Curvularia—May cause leaf spots and seedling blight. Also seen on castor beans, cotton, rice, barley, wheat, and corn.
Candida albicans—Very seldomly found as an airborne mold spore. They are common in soil, organic debris, and in humans as a saprophyte in the nasal pharynx and feces.
Fusarium—Widely distributed on numerous grasses and other plants and is a common soil fungus. Major parasites of rice, sugar cane, sorghum, and maize grains. Also occurs regularly on fruit and vegetables.
Pullularia—This is the dominant fungus found on leaves. It also grows in the surface layers of many types of soils and is most prevalent following treatment of the soil with nitrogen. It has also been isolated from grasses, seeds, honey comb, nests and feathers of living birds, frozen fruit cake, leather, cotton fabrics, and concrete surfaces.
Nigrospora—Most commonly found as a plant parasite.
Smuts—Most often found on corn, grasses, weeds, flowering plants, and other fungi. Usually the spores are disseminated by wind.
Stemphylium—Isolated from dead plants and cellulose material.
Stachybotrys—Thrives on water-damaged cellulose material such as sheet rock, paper, ceiling tiles as well as cellulose-containing insulation backing and wallpaper.
Saccharomyces—This is common baker’s yeast.
MICROBIAL SKIN DISEASE
Natural immunity at the skin surface depends on the structure and integrity of the epidermis—breakdown of which can result in opportunistic microbial infections. Immunity is also dependent on Immunoglobins A and G (IgA and IgG). The most common of the opportunistic infections are caused by Staphylococcal bacteria as well as yeast, most commonly Malassezia pachydermatitis. It is imperative in treating microbial skin disease to not only treat symptomatically but to identify the underlying cause of the infection. While by no means exclusively, one of the more common causes of skin infections is allergic skin disease, the self-destruction paving the way for such secondary opportunistic infections.
Most common of the Staphylococcal pyodermas are caused by S. intermedius with some incidence of S. aureus and S. hyicus. In addition, S. schleiferi is increasingly being found in biopsies. It is important to do a microscopic culture and sensitivity (MC&S) for treatment of Staphylococcal infections. Often, recurrence is a result of not only change in sensitivity to antibiotics but also to a change in Staphylococcal species itself. It is not uncommon therefore for a patient with sensitivity to antibiotics and infection by S. intermedius to initially respond followed by a complete return of previous symptoms. When this is followed up with a new MC&S the presence of S.schleiferi with sensitivity to a host of very different antibiotics is a possibility.

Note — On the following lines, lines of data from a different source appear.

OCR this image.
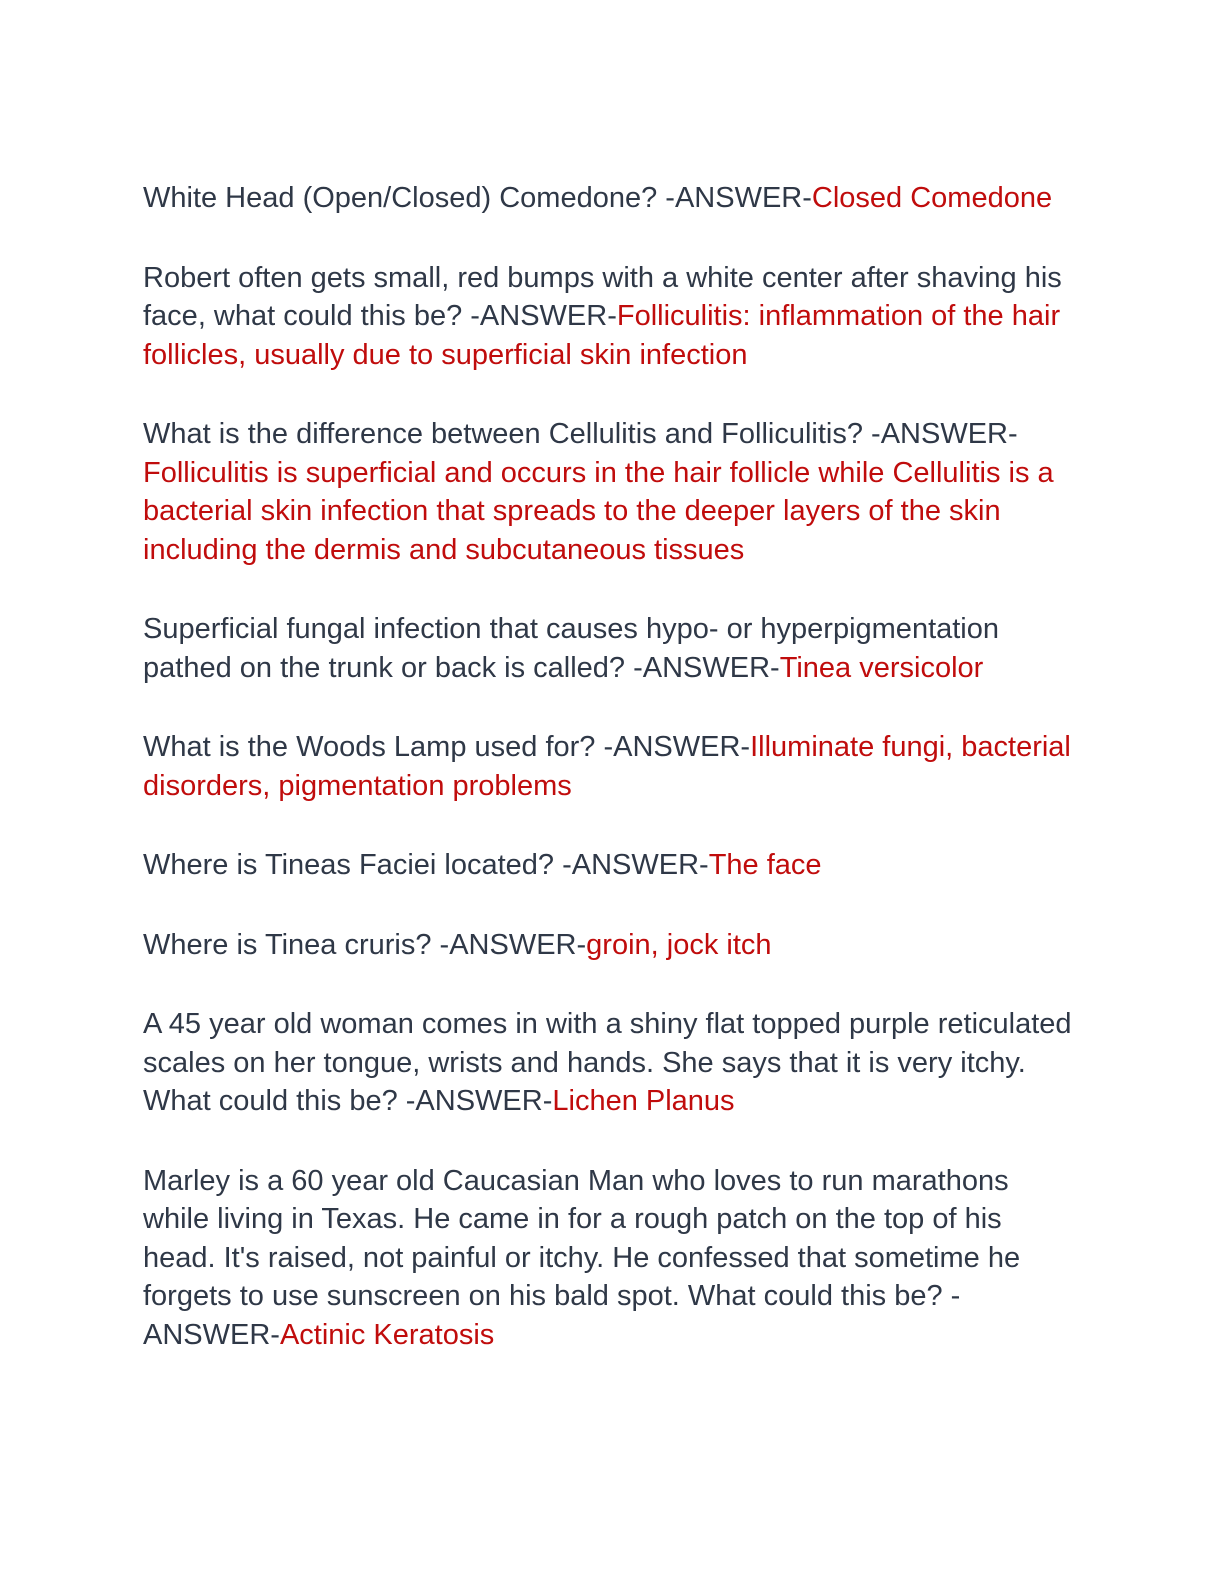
White Head (Open/Closed) Comedone? -ANSWER-Closed Comedone

Robert often gets small, red bumps with a white center after shaving his face, what could this be? -ANSWER-Folliculitis: inflammation of the hair follicles, usually due to superficial skin infection

What is the difference between Cellulitis and Folliculitis? -ANSWER-Folliculitis is superficial and occurs in the hair follicle while Cellulitis is a bacterial skin infection that spreads to the deeper layers of the skin including the dermis and subcutaneous tissues

Superficial fungal infection that causes hypo- or hyperpigmentation pathed on the trunk or back is called? -ANSWER-Tinea versicolor

What is the Woods Lamp used for? -ANSWER-Illuminate fungi, bacterial disorders, pigmentation problems

Where is Tineas Faciei located? -ANSWER-The face

Where is Tinea cruris? -ANSWER-groin, jock itch

A 45 year old woman comes in with a shiny flat topped purple reticulated scales on her tongue, wrists and hands. She says that it is very itchy. What could this be? -ANSWER-Lichen Planus

Marley is a 60 year old Caucasian Man who loves to run marathons while living in Texas. He came in for a rough patch on the top of his head. It's raised, not painful or itchy. He confessed that sometime he forgets to use sunscreen on his bald spot. What could this be? -ANSWER-Actinic Keratosis
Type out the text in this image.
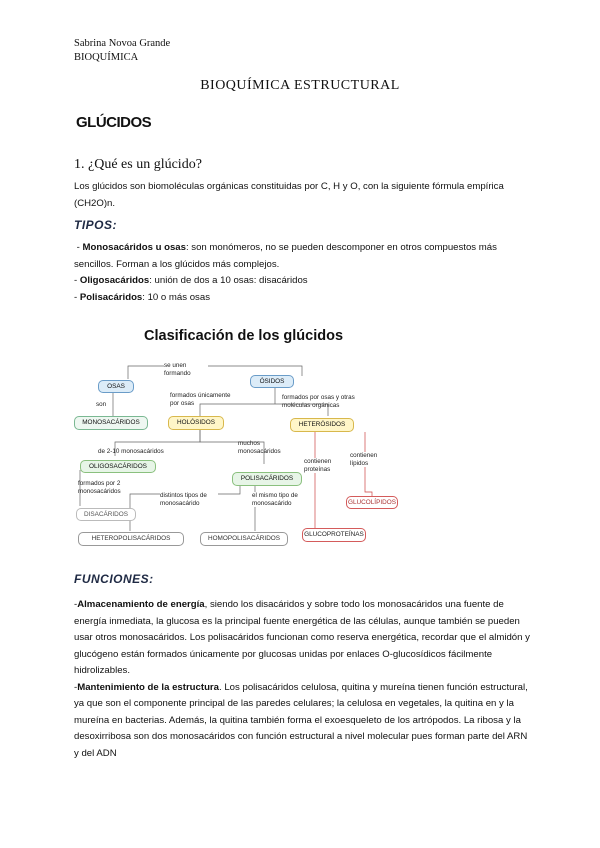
Sabrina Novoa Grande
BIOQUÍMICA
BIOQUÍMICA ESTRUCTURAL
GLÚCIDOS
1. ¿Qué es un glúcido?
Los glúcidos son biomoléculas orgánicas constituidas por C, H y O, con la siguiente fórmula empírica (CH2O)n.
TIPOS:
- Monosacáridos u osas: son monómeros, no se pueden descomponer en otros compuestos más sencillos. Forman a los glúcidos más complejos.
- Oligosacáridos: unión de dos a 10 osas: disacáridos
- Polisacáridos: 10 o más osas
Clasificación de los glúcidos
OSAS
ÓSIDOS
MONOSACÁRIDOS	HOLÓSIDOS	HETERÓSIDOS
OLIGOSACÁRIDOS
POLISACÁRIDOS
DISACÁRIDOS
HETEROPOLISACÁRIDOS	HOMOPOLISACÁRIDOS
GLUCOLÍPIDOS
GLUCOPROTEÍNAS
se unen formando
son
formados únicamente por osas
formados por osas y otras moléculas orgánicas
de 2-10 monosacáridos
muchos monosacáridos
contienen proteínas
contienen lípidos
formados por 2 monosacáridos
distintos tipos de monosacárido
el mismo tipo de monosacárido
FUNCIONES:
-Almacenamiento de energía, siendo los disacáridos y sobre todo los monosacáridos una fuente de energía inmediata, la glucosa es la principal fuente energética de las células, aunque también se pueden usar otros monosacáridos. Los polisacáridos funcionan como reserva energética, recordar que el almidón y glucógeno están formados únicamente por glucosas unidas por enlaces O-glucosídicos fácilmente hidrolizables.
-Mantenimiento de la estructura. Los polisacáridos celulosa, quitina y mureína tienen función estructural, ya que son el componente principal de las paredes celulares; la celulosa en vegetales, la quitina en y la mureína en bacterias. Además, la quitina también forma el exoesqueleto de los artrópodos. La ribosa y la desoxirribosa son dos monosacáridos con función estructural a nivel molecular pues forman parte del ARN y del ADN
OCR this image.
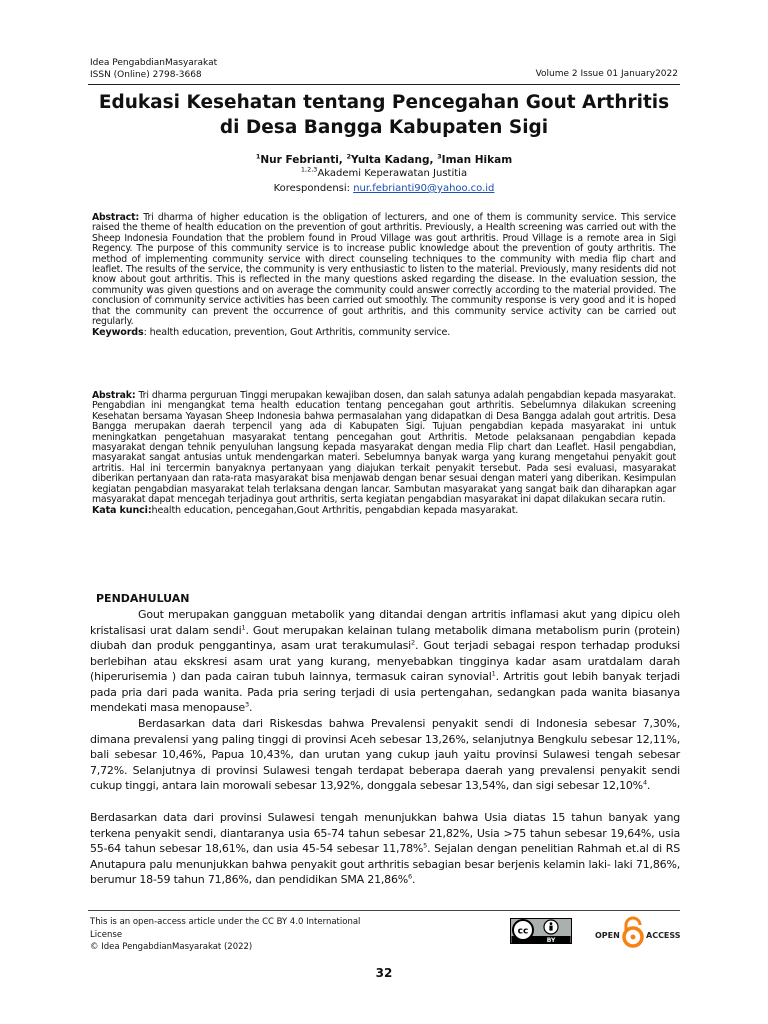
Idea PengabdianMasyarakat
ISSN (Online) 2798-3668	Volume 2 Issue 01 January2022
Edukasi Kesehatan tentang Pencegahan Gout Arthritis
di Desa Bangga Kabupaten Sigi
$^1$Nur Febrianti, $^2$Yulta Kadang, $^3$Iman Hikam
$^{1,2,3}$Akademi Keperawatan Justitia
Korespondensi: nur.febrianti90@yahoo.co.id
Abstract: Tri dharma of higher education is the obligation of lecturers, and one of them is community service. This service raised the theme of health education on the prevention of gout arthritis. Previously, a Health screening was carried out with the Sheep Indonesia Foundation that the problem found in Proud Village was gout arthritis. Proud Village is a remote area in Sigi Regency. The purpose of this community service is to increase public knowledge about the prevention of gouty arthritis. The method of implementing community service with direct counseling techniques to the community with media flip chart and leaflet. The results of the service, the community is very enthusiastic to listen to the material. Previously, many residents did not know about gout arthritis. This is reflected in the many questions asked regarding the disease. In the evaluation session, the community was given questions and on average the community could answer correctly according to the material provided. The conclusion of community service activities has been carried out smoothly. The community response is very good and it is hoped that the community can prevent the occurrence of gout arthritis, and this community service activity can be carried out regularly.
Keywords: health education, prevention, Gout Arthritis, community service.
Abstrak: Tri dharma perguruan Tinggi merupakan kewajiban dosen, dan salah satunya adalah pengabdian kepada masyarakat. Pengabdian ini mengangkat tema health education tentang pencegahan gout arthritis. Sebelumnya dilakukan screening Kesehatan bersama Yayasan Sheep Indonesia bahwa permasalahan yang didapatkan di Desa Bangga adalah gout artritis. Desa Bangga merupakan daerah terpencil yang ada di Kabupaten Sigi. Tujuan pengabdian kepada masyarakat ini untuk meningkatkan pengetahuan masyarakat tentang pencegahan gout Arthritis. Metode pelaksanaan pengabdian kepada masyarakat dengan tehnik penyuluhan langsung kepada masyarakat dengan media Flip chart dan Leaflet. Hasil pengabdian, masyarakat sangat antusias untuk mendengarkan materi. Sebelumnya banyak warga yang kurang mengetahui penyakit gout artritis. Hal ini tercermin banyaknya pertanyaan yang diajukan terkait penyakit tersebut. Pada sesi evaluasi, masyarakat diberikan pertanyaan dan rata-rata masyarakat bisa menjawab dengan benar sesuai dengan materi yang diberikan. Kesimpulan kegiatan pengabdian masyarakat telah terlaksana dengan lancar. Sambutan masyarakat yang sangat baik dan diharapkan agar masyarakat dapat mencegah terjadinya gout arthritis, serta kegiatan pengabdian masyarakat ini dapat dilakukan secara rutin.
Kata kunci:health education, pencegahan,Gout Arthritis, pengabdian kepada masyarakat.
PENDAHULUAN
Gout merupakan gangguan metabolik yang ditandai dengan artritis inflamasi akut yang dipicu oleh kristalisasi urat dalam sendi$^1$. Gout merupakan kelainan tulang metabolik dimana metabolism purin (protein) diubah dan produk penggantinya, asam urat terakumulasi$^2$. Gout terjadi sebagai respon terhadap produksi berlebihan atau ekskresi asam urat yang kurang, menyebabkan tingginya kadar asam uratdalam darah (hiperurisemia ) dan pada cairan tubuh lainnya, termasuk cairan synovial$^1$. Artritis gout lebih banyak terjadi pada pria dari pada wanita. Pada pria sering terjadi di usia pertengahan, sedangkan pada wanita biasanya mendekati masa menopause$^3$.
Berdasarkan data dari Riskesdas bahwa Prevalensi penyakit sendi di Indonesia sebesar 7,30%, dimana prevalensi yang paling tinggi di provinsi Aceh sebesar 13,26%, selanjutnya Bengkulu sebesar 12,11%, bali sebesar 10,46%, Papua 10,43%, dan urutan yang cukup jauh yaitu provinsi Sulawesi tengah sebesar 7,72%. Selanjutnya di provinsi Sulawesi tengah terdapat beberapa daerah yang prevalensi penyakit sendi cukup tinggi, antara lain morowali sebesar 13,92%, donggala sebesar 13,54%, dan sigi sebesar 12,10%$^4$.
Berdasarkan data dari provinsi Sulawesi tengah menunjukkan bahwa Usia diatas 15 tahun banyak yang terkena penyakit sendi, diantaranya usia 65-74 tahun sebesar 21,82%, Usia >75 tahun sebesar 19,64%, usia 55-64 tahun sebesar 18,61%, dan usia 45-54 sebesar 11,78%$^5$. Sejalan dengan penelitian Rahmah et.al di RS Anutapura palu menunjukkan bahwa penyakit gout arthritis sebagian besar berjenis kelamin laki- laki 71,86%, berumur 18-59 tahun 71,86%, dan pendidikan SMA 21,86%$^6$.
This is an open-access article under the CC BY 4.0 International
License
© Idea PengabdianMasyarakat (2022)
cc
BY
OPEN	ACCESS
32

It is very important to get to the root of the infection and manage before trying to proceed with any other therapies and/or diagnoses. Pyodermas at the surface level often present as alopecia, pruritis and erythromatosis. Most commonly, onset is caused by patients licking and chewing the areas, often due to allergy. Certain breeds, however, have a much greater disposition based just on prevalence within the breed and certain anatomical issues such as skin folds which provide the ideal environment for microbial growth. Pyodermas may evolve beyond the hair follicle. These deep pyodermas, however, most commonly involve S. intermedius and are usually the result of localized trauma, but can also be due to endocrine imbalance or even misuse of corticosteroid drugs. Other deep pyodermas include interdigital, nasal, acral licks, muzzle and bacterial pyodermas.
Treatment of Pyodermas:
Most commonly, treatment of microbial skin disease is carried out with a combination of systemic drugs and topicals. As a general rule of thumb, deep pyodermas will require more aggressive and systemic treatment. While topical treatment may be useful in these cases, and is often indicated, they are typically most effective in the treatment of superficial pyodermas. There have been mixed reports on the use of autogenous staph vaccines. Finally, although using S. aureus as the pathogen, the use of Staphage Lysate has met with success in the treatment of many deep pyodermas.